A Segunda Emenda à constituição, que é a base desse direito, declara: "Sendo uma milícia bem organizada necessária à segurança de um estado livre, o direito do povo a manter e levar armas não será infringido". (A well-regulated militia being necessary for the security of a free state, the right of the People to keep and bear arms shall not be infringed). Para um leitor leigo, e para muitos que não o são, a primeira parte da frase parece indicar o sentido da norma. Tratava-se de garantir que as milícias estaduais, durante séculos vistas como a garantia última contra o poder dos déspotas, estariam sempre em condições de funcionar. Em Inglaterra, o direito individual a ter armas surgiu muito cedo.

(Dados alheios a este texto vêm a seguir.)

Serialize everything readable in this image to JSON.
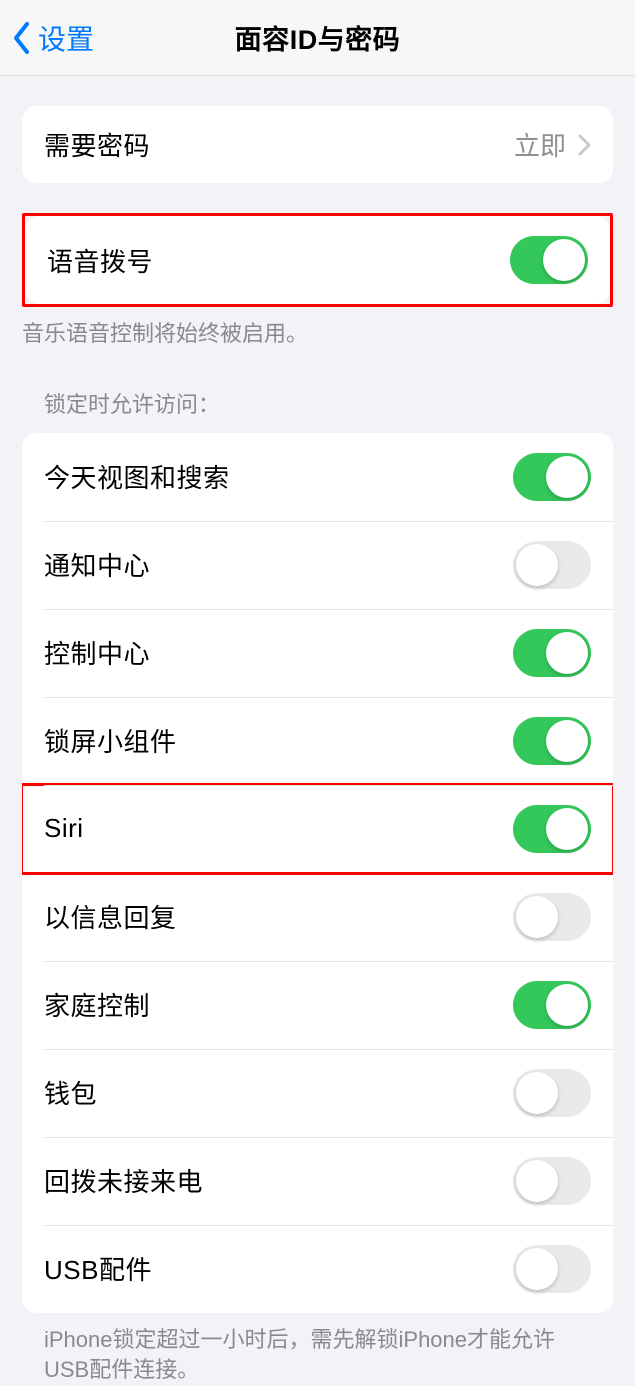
{
  "nav": {
    "back_label": "设置",
    "title": "面容ID与密码"
  },
  "passcode": {
    "label": "需要密码",
    "value": "立即"
  },
  "voice_dial": {
    "label": "语音拨号",
    "footer": "音乐语音控制将始终被启用。"
  },
  "lock_access": {
    "header": "锁定时允许访问：",
    "items": [
      {
        "label": "今天视图和搜索",
        "on": true
      },
      {
        "label": "通知中心",
        "on": false
      },
      {
        "label": "控制中心",
        "on": true
      },
      {
        "label": "锁屏小组件",
        "on": true
      },
      {
        "label": "Siri",
        "on": true
      },
      {
        "label": "以信息回复",
        "on": false
      },
      {
        "label": "家庭控制",
        "on": true
      },
      {
        "label": "钱包",
        "on": false
      },
      {
        "label": "回拨未接来电",
        "on": false
      },
      {
        "label": "USB配件",
        "on": false
      }
    ],
    "footer": "iPhone锁定超过一小时后，需先解锁iPhone才能允许USB配件连接。"
  }
}
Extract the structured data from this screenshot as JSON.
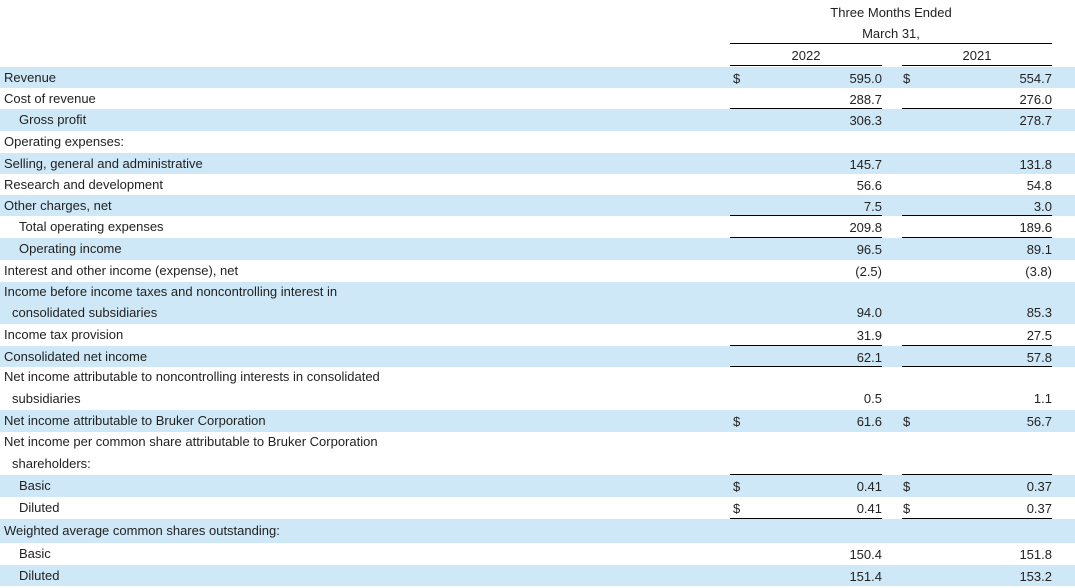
{
  "header": {
    "period_line1": "Three Months Ended",
    "period_line2": "March 31,",
    "year1": "2022",
    "year2": "2021"
  },
  "rows": [
    {
      "label": "Revenue",
      "c1": "$",
      "v1": "595.0",
      "c2": "$",
      "v2": "554.7"
    },
    {
      "label": "Cost of revenue",
      "c1": "",
      "v1": "288.7",
      "c2": "",
      "v2": "276.0"
    },
    {
      "label": "Gross profit",
      "c1": "",
      "v1": "306.3",
      "c2": "",
      "v2": "278.7"
    },
    {
      "label": "Operating expenses:",
      "c1": "",
      "v1": "",
      "c2": "",
      "v2": ""
    },
    {
      "label": "Selling, general and administrative",
      "c1": "",
      "v1": "145.7",
      "c2": "",
      "v2": "131.8"
    },
    {
      "label": "Research and development",
      "c1": "",
      "v1": "56.6",
      "c2": "",
      "v2": "54.8"
    },
    {
      "label": "Other charges, net",
      "c1": "",
      "v1": "7.5",
      "c2": "",
      "v2": "3.0"
    },
    {
      "label": "Total operating expenses",
      "c1": "",
      "v1": "209.8",
      "c2": "",
      "v2": "189.6"
    },
    {
      "label": "Operating income",
      "c1": "",
      "v1": "96.5",
      "c2": "",
      "v2": "89.1"
    },
    {
      "label": "Interest and other income (expense), net",
      "c1": "",
      "v1": "(2.5)",
      "c2": "",
      "v2": "(3.8)"
    },
    {
      "label": "Income before income taxes and noncontrolling interest in",
      "label2": "consolidated subsidiaries",
      "c1": "",
      "v1": "94.0",
      "c2": "",
      "v2": "85.3"
    },
    {
      "label": "Income tax provision",
      "c1": "",
      "v1": "31.9",
      "c2": "",
      "v2": "27.5"
    },
    {
      "label": "Consolidated net income",
      "c1": "",
      "v1": "62.1",
      "c2": "",
      "v2": "57.8"
    },
    {
      "label": "Net income attributable to noncontrolling interests in consolidated",
      "label2": "subsidiaries",
      "c1": "",
      "v1": "0.5",
      "c2": "",
      "v2": "1.1"
    },
    {
      "label": "Net income attributable to Bruker Corporation",
      "c1": "$",
      "v1": "61.6",
      "c2": "$",
      "v2": "56.7"
    },
    {
      "label": "Net income per common share attributable to Bruker Corporation",
      "label2": "shareholders:",
      "c1": "",
      "v1": "",
      "c2": "",
      "v2": ""
    },
    {
      "label": "Basic",
      "c1": "$",
      "v1": "0.41",
      "c2": "$",
      "v2": "0.37"
    },
    {
      "label": "Diluted",
      "c1": "$",
      "v1": "0.41",
      "c2": "$",
      "v2": "0.37"
    },
    {
      "label": "Weighted average common shares outstanding:",
      "c1": "",
      "v1": "",
      "c2": "",
      "v2": ""
    },
    {
      "label": "Basic",
      "c1": "",
      "v1": "150.4",
      "c2": "",
      "v2": "151.8"
    },
    {
      "label": "Diluted",
      "c1": "",
      "v1": "151.4",
      "c2": "",
      "v2": "153.2"
    }
  ]
}
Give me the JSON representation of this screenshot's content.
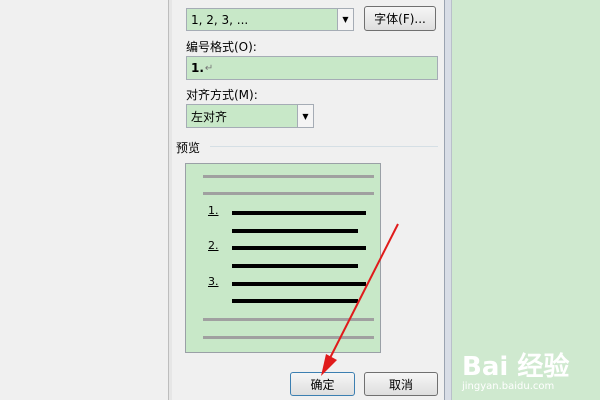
{
  "number_style": {
    "value": "1, 2, 3, ...",
    "font_button": "字体(F)..."
  },
  "number_format": {
    "label": "编号格式(O):",
    "value": "1.",
    "paragraph_mark": "↵"
  },
  "alignment": {
    "label": "对齐方式(M):",
    "value": "左对齐"
  },
  "preview": {
    "label": "预览",
    "numbers": [
      "1.",
      "2.",
      "3."
    ]
  },
  "buttons": {
    "ok": "确定",
    "cancel": "取消"
  },
  "watermark": {
    "logo": "Bai 经验",
    "url": "jingyan.baidu.com"
  },
  "colors": {
    "field_bg": "#c8e8c8",
    "page_bg": "#cfe9cf",
    "arrow": "#e01b1b"
  }
}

Seria formalmente consagrado na Bill of Rights de 1689, uma das principais inspirações dos homens que redigiriam a constituição americana.

O país original

Em princípio, a evolução dos tempos teria tornado a segunda emenda irrelevante, e até indesejável. A partir do momento em que existem forças de polícia organizadas e um exército nacional, que necessidade há de milícias? A novidade da sentença de Junho é declarar expressamente que a segunda emenda protege o direito a ter armas não apenas para defesa de um estado, mas para auto-defesa individual. O processo judicial em causa referia-se a uma lei que bania a posse de armas de fogo em casa. O tribunal decidiu que o distrito de Columbia, ao promulgar essa lei, violara a constituição, pois esta concede a cada cidadão não apenas o direito a ter uma arma em sua casa, "como a tê-la operacional para o objectivo de autodefesa imediata".



Nem todos os juizes concordaram, e um dos dissidentes foi ao ponto de considerar grotesca a interpretação adoptada. Mas para já a questão ficou decidida. Sobrevivem algumas limitações que se foram impondo à compra de armas, ou de certas armas, por exemplo obrigando a verificar se o comprador tem cadastro. Mas o grande passatempo nacional das armas de fogo continua. O elemento cultural e lúdico desse passatempo, que raramente surge referido nas decisões judiciais, mostrou uma vez mais a sua força. Tão forte é esse elemento que nenhum dos candidatos presidenciais o contestaram, e a candidata vice-presidencial republicana Sarah Palin subscreveu-o ao apresentar-se como entusiasta da caça. O seu hábito de disparar sobre alces a partir de um helicóptero dá a essa prática ancestral um curioso toque moderno.



Palin pode não ter vencido as eleições, mas ganhou a estima de muitos milhares de fellow hunters. Mesmo sem caçarem lá do alto, eles vêm a América como ela a via. Original.